GNOME Bugzilla – Bug 376612
Doesn't start up correctly with two CPUs
Last modified: 2007-05-08 10:57:54 UTC
I have two CPU-Frequency Applets (one for each CPU). Both applets should display the icon and the frequency. After adding and configuring both applets everything seemed to work. Then I logged off and logged in later. The applet for CPU0 seemed to work allright, but the applet for CPU1 was not displaying the text. In the properties everything seemed to be fine and after unchecking and rechecking the checkbox for the text, everything was the way I wanted it to be.
hmm, I think it's also fixed. Could you upgrade gnome-applets from cvs and try again, please? I have also two applets with icon and text, and I don't have this problem. Thanks for the bug report.
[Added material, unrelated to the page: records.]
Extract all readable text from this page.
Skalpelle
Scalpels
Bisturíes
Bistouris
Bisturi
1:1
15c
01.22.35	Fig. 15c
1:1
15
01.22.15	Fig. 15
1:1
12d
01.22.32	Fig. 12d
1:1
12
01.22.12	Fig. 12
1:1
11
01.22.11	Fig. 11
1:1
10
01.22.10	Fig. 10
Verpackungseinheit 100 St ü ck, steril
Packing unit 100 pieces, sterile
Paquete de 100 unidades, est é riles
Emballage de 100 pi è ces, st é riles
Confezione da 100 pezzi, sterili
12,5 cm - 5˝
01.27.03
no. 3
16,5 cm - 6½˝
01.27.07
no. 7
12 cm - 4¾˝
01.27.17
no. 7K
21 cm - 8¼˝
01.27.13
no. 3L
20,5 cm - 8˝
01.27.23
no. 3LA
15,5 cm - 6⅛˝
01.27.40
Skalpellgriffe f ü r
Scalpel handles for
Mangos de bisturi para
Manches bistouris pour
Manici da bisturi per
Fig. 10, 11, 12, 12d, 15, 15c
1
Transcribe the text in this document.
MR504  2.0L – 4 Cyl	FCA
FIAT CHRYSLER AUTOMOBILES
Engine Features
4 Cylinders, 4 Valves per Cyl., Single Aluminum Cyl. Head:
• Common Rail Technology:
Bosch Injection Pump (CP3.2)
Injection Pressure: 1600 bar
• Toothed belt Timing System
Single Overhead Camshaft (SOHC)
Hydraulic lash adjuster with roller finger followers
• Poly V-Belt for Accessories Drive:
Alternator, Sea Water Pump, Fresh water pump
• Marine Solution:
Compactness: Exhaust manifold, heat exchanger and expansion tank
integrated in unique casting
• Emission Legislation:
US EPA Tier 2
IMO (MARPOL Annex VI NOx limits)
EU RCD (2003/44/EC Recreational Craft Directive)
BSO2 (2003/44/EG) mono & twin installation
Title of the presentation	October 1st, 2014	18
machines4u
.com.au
*** Bug 377570 has been marked as a duplicate of this bug. ***
I can confirm this bug in 2.16.1. I would upgrade from cvs to confirm it's fixed, if it's easy to do so. I suspect it's not though.
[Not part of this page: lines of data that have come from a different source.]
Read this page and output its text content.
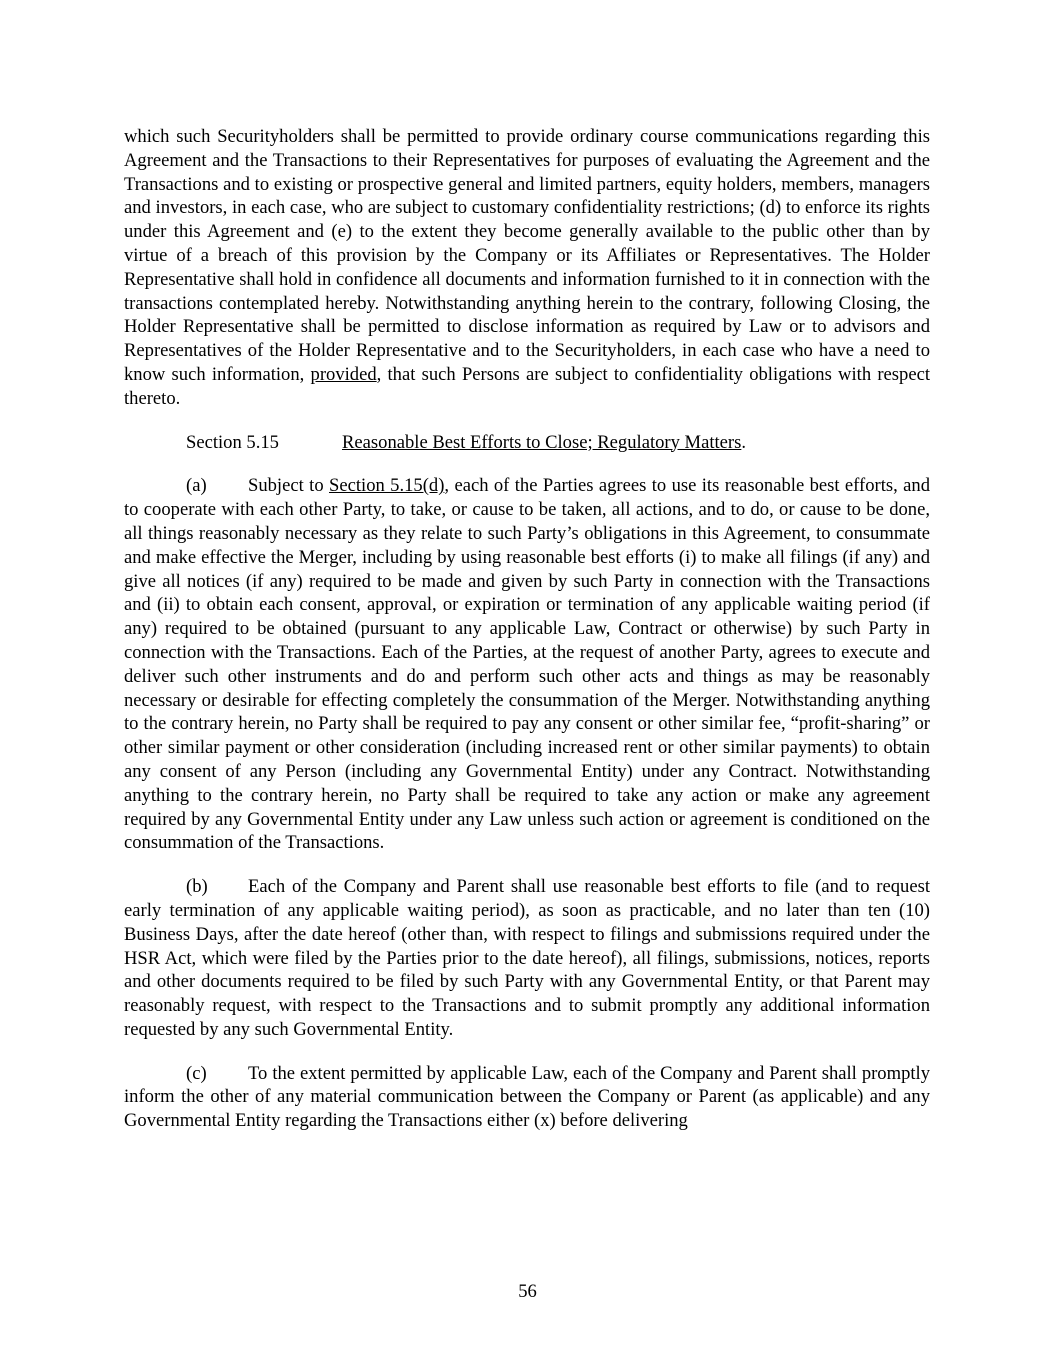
which such Securityholders shall be permitted to provide ordinary course communications regarding this Agreement and the Transactions to their Representatives for purposes of evaluating the Agreement and the Transactions and to existing or prospective general and limited partners, equity holders, members, managers and investors, in each case, who are subject to customary confidentiality restrictions; (d) to enforce its rights under this Agreement and (e) to the extent they become generally available to the public other than by virtue of a breach of this provision by the Company or its Affiliates or Representatives. The Holder Representative shall hold in confidence all documents and information furnished to it in connection with the transactions contemplated hereby. Notwithstanding anything herein to the contrary, following Closing, the Holder Representative shall be permitted to disclose information as required by Law or to advisors and Representatives of the Holder Representative and to the Securityholders, in each case who have a need to know such information, provided, that such Persons are subject to confidentiality obligations with respect thereto.

Section 5.15	Reasonable Best Efforts to Close; Regulatory Matters.

(a) Subject to Section 5.15(d), each of the Parties agrees to use its reasonable best efforts, and to cooperate with each other Party, to take, or cause to be taken, all actions, and to do, or cause to be done, all things reasonably necessary as they relate to such Party’s obligations in this Agreement, to consummate and make effective the Merger, including by using reasonable best efforts (i) to make all filings (if any) and give all notices (if any) required to be made and given by such Party in connection with the Transactions and (ii) to obtain each consent, approval, or expiration or termination of any applicable waiting period (if any) required to be obtained (pursuant to any applicable Law, Contract or otherwise) by such Party in connection with the Transactions. Each of the Parties, at the request of another Party, agrees to execute and deliver such other instruments and do and perform such other acts and things as may be reasonably necessary or desirable for effecting completely the consummation of the Merger. Notwithstanding anything to the contrary herein, no Party shall be required to pay any consent or other similar fee, “profit-sharing” or other similar payment or other consideration (including increased rent or other similar payments) to obtain any consent of any Person (including any Governmental Entity) under any Contract. Notwithstanding anything to the contrary herein, no Party shall be required to take any action or make any agreement required by any Governmental Entity under any Law unless such action or agreement is conditioned on the consummation of the Transactions.

(b) Each of the Company and Parent shall use reasonable best efforts to file (and to request early termination of any applicable waiting period), as soon as practicable, and no later than ten (10) Business Days, after the date hereof (other than, with respect to filings and submissions required under the HSR Act, which were filed by the Parties prior to the date hereof), all filings, submissions, notices, reports and other documents required to be filed by such Party with any Governmental Entity, or that Parent may reasonably request, with respect to the Transactions and to submit promptly any additional information requested by any such Governmental Entity.

(c) To the extent permitted by applicable Law, each of the Company and Parent shall promptly inform the other of any material communication between the Company or Parent (as applicable) and any Governmental Entity regarding the Transactions either (x) before delivering

56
*** Bug 376615 has been marked as a duplicate of this bug. ***
Will we get the fix also for the stable version, please?
I thought this change: http://cvs.gnome.org/viewcvs/gnome-applets/cpufreq/src/cpufreq-applet.c?r1=1.23&r2=1.24&only_with_tag=gnome-2-16 fixed this bug, but Anders has confirmed it's still present in 2.16.1, so right now I don't know where is the problem. I can't reproduce it, but it would be great if someone with gnome-applets from cvs head could confirm that it's actually fixed in head.
Created attachment 80562 [details] [review] Patch to make second CPU display correctly after suspend/resume
I suspect this is much the same problem that I've been seeing. In my case, at least, it's actually linked to suspend/resume. During this process, all CPUs beyond the first are disabled. This causes the applet to be unable to get the policy, causing the timer callback cpufreq_monitor_libcpufreq_run() to return FALSE, thus in turn causing further updates not to occur (except those that are triggered as a result of a non-timer action such as changing the display style). I've attached a patch (against CVS head) that resolves it for this case by checking if the CPU exists, and returning TRUE, even if the policy could not be acquired. It's not especially pretty and I suppose would give slightly incorrect behaviour if someone actually disabled a CPU during normal operation (would anyone do that?) in that it would continue to display the last known speed, rather than indicating that it's disabled. But it works for me :) Note that if you're using gnome-power-manager, this fix seems to expose a bug in it where after suspend, the second CPU is using the wrong governor. Of course, this probably always used to happen but you couldn't see it because the cpufreq display wasn't working. I'll get to that next...
Thanks a lot for your comments, I understand the problem now :-) However the problem you are describing is not related to this bug, but to bug #356694. I've just committed a fix to svn trunk.
Aw, dammit :) I didn't find that other one when I was searching. I need to look harder next time. Incidentally, I unfairly besmirched gnome-power-manager - the problem I described is apparently a kernel bug.
Is this bug still reproducible for anybody with gnome 2.18? Thanks.
No, not reproducable with 2.18 anymore.